“A little chap I knows. He goes to church on week-days. First time I seed him he was sitting in the pulpit singing fit to bust, so sweet as any parson.”

Gypsy said doubtfully, “Do parsons?”

“Don’t they, sir? I supposed they did, else why do the folk go? But I never heard one myself. It’s mostly some other bird I’m listening to o’ Sundays, the daws at their games round the chalk-pits, or the plovers swooping on the Downs, or the larks you can’t see for the air in between. But when my Robin’s done his Glory-Glory, down he hops to a pewback, and so hops all down the aisle like a stone on a pond, skipping one pew at each hop. And when he gets to the end he thinks, What can I do next? and he looks at the stained glass windows and Pooh! cries he. And he chooses a clear pane of glass under a Saint, and flies up and sits against it with the sun on his breast as red as a ruby. And there he sings Glory-Glory all over again, and out he flies. Would you cage that bird, ma’am?”
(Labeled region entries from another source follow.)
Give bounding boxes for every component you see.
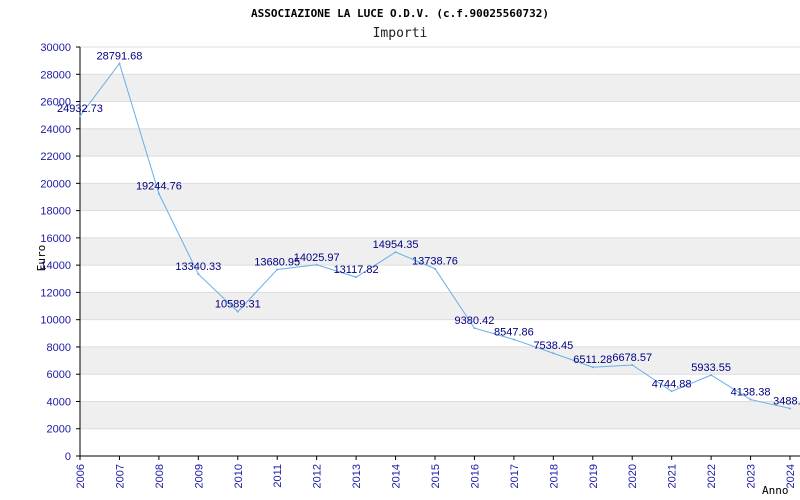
y-tick-label: 14000	[40, 260, 71, 272]
data-label: 7538.45	[533, 340, 573, 352]
data-point	[157, 192, 160, 195]
grid-bands	[80, 46, 800, 457]
x-axis-ticks: 2006 2007 2008 2009 2010 2011 2012 2013 2014 2015…	[75, 456, 797, 488]
data-label: 9380.42	[455, 315, 495, 327]
y-axis-label: Euro	[35, 245, 48, 272]
data-point	[118, 62, 121, 65]
grid-band	[80, 128, 800, 157]
data-label: 13117.82	[334, 264, 379, 276]
grid-band	[80, 183, 800, 211]
data-point	[197, 273, 200, 276]
data-label: 6678.57	[612, 352, 652, 364]
data-point	[473, 327, 476, 330]
data-label: 10589.31	[215, 299, 261, 311]
x-tick-label: 2020	[627, 464, 639, 488]
y-tick-label: 26000	[40, 97, 71, 109]
data-point	[749, 398, 752, 401]
y-tick-label: 30000	[40, 42, 71, 54]
grid-band	[80, 346, 800, 375]
data-label: 13738.76	[412, 256, 458, 268]
data-label: 4138.38	[731, 387, 771, 399]
y-tick-label: 16000	[40, 233, 71, 245]
y-tick-label: 28000	[40, 69, 71, 81]
x-tick-label: 2007	[114, 464, 126, 488]
x-tick-label: 2022	[706, 464, 718, 488]
x-tick-label: 2015	[430, 464, 442, 488]
grid-band	[80, 401, 800, 429]
data-label: 14025.97	[294, 252, 340, 264]
y-axis-ticks: 0 2000 4000 6000 8000 10000 12000 14000 16000 180…	[40, 42, 80, 463]
data-point	[276, 268, 279, 271]
y-tick-label: 10000	[40, 315, 71, 327]
x-tick-label: 2009	[193, 464, 205, 488]
x-tick-label: 2021	[667, 464, 679, 488]
data-point	[591, 366, 594, 369]
data-label: 8547.86	[494, 326, 534, 338]
data-label: 24932.73	[57, 103, 103, 115]
y-tick-label: 2000	[47, 424, 71, 436]
grid-band	[80, 74, 800, 102]
data-point	[236, 310, 239, 313]
x-tick-label: 2016	[469, 464, 481, 488]
data-label: 3488.4	[773, 395, 800, 407]
y-tick-label: 20000	[40, 178, 71, 190]
data-label: 19244.76	[136, 181, 182, 193]
x-tick-label: 2019	[588, 464, 600, 488]
grid-band	[80, 237, 800, 266]
data-point	[434, 267, 436, 270]
x-axis-label: Anno	[762, 484, 789, 497]
chart-title: ASSOCIAZIONE LA LUCE O.D.V. (c.f.9002556…	[251, 7, 549, 20]
data-point	[394, 251, 397, 254]
data-label: 4744.88	[652, 378, 692, 390]
x-tick-label: 2010	[233, 464, 245, 488]
data-point	[552, 352, 555, 355]
y-tick-label: 0	[65, 451, 71, 463]
data-labels: 24932.73 28791.68 19244.76 13340.33 10589.31…	[57, 50, 800, 410]
x-tick-label: 2014	[391, 464, 403, 488]
y-tick-label: 4000	[47, 396, 71, 408]
data-label: 5933.55	[691, 362, 731, 374]
data-point	[670, 390, 673, 393]
x-tick-label: 2024	[785, 464, 797, 488]
x-tick-label: 2011	[272, 464, 284, 488]
data-point	[631, 363, 634, 366]
y-tick-label: 24000	[40, 124, 71, 136]
data-label: 14954.35	[373, 239, 419, 251]
data-point	[512, 338, 515, 341]
data-point	[355, 276, 358, 279]
x-tick-label: 2012	[312, 464, 324, 488]
y-tick-label: 12000	[40, 287, 71, 299]
data-label: 28791.68	[96, 50, 142, 62]
x-tick-label: 2023	[746, 464, 758, 488]
y-tick-label: 8000	[47, 342, 71, 354]
x-tick-label: 2018	[548, 464, 560, 488]
data-label: 13340.33	[175, 261, 221, 273]
grid-band	[80, 292, 800, 320]
y-tick-label: 6000	[47, 369, 71, 381]
x-tick-label: 2013	[351, 464, 363, 488]
chart-subtitle: Importi	[373, 26, 428, 41]
data-point	[315, 263, 318, 266]
x-tick-label: 2017	[509, 464, 521, 488]
data-label: 6511.28	[573, 354, 612, 366]
x-tick-label: 2008	[154, 464, 166, 488]
x-tick-label: 2006	[75, 464, 87, 488]
data-point	[710, 374, 713, 377]
data-point	[789, 407, 791, 410]
y-tick-label: 22000	[40, 151, 71, 163]
data-label: 13680.95	[254, 256, 300, 268]
data-point	[79, 115, 81, 118]
y-tick-label: 18000	[40, 206, 71, 218]
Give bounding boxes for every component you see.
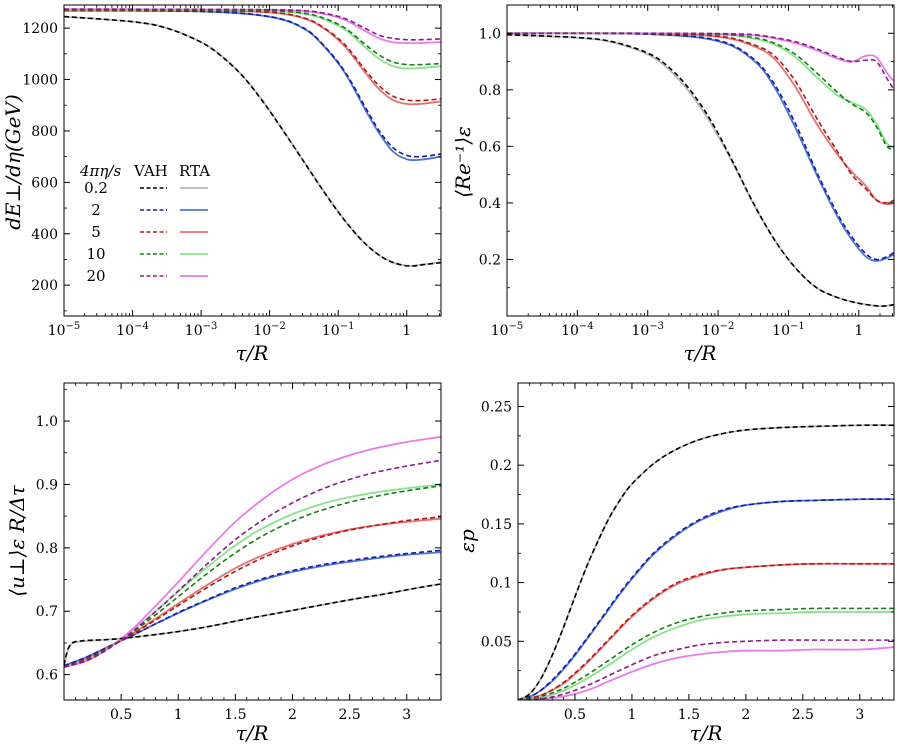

“I wouldn’t cage anything!” said Ginger angrily, “and I’m going to Manchester by the next train.”

Gypsy took another reef in his string.

“Well, it’s time somebody did,” said Ginger.

“Don’t you fret, ma’am,” said the Groundsel Man. “I’ll get there all in good season. Would you like some buttercups?”

“Yes, please,” said Ginger, running for a bowl, which she filled at the fountain.

The Groundsel Man put his buttercups into it carefully, and then with a sort of hop and flutter he was up on the roof of the weatherhouse, perched for a moment on the chimney, where he stuck his branch of wild-rose. The glow from Fleet Street was now so strong that the small white burnet blossoms looked like puffs of golden smoke. Then he gave another flutter and disappeared.

Ginger ran round the corner to catch him, but when she got there she could see nothing but the sparrows quarrelling round the Nelson Column, and the pigeons flying from the spire of St. Martin’s to the Dome of the National Gallery.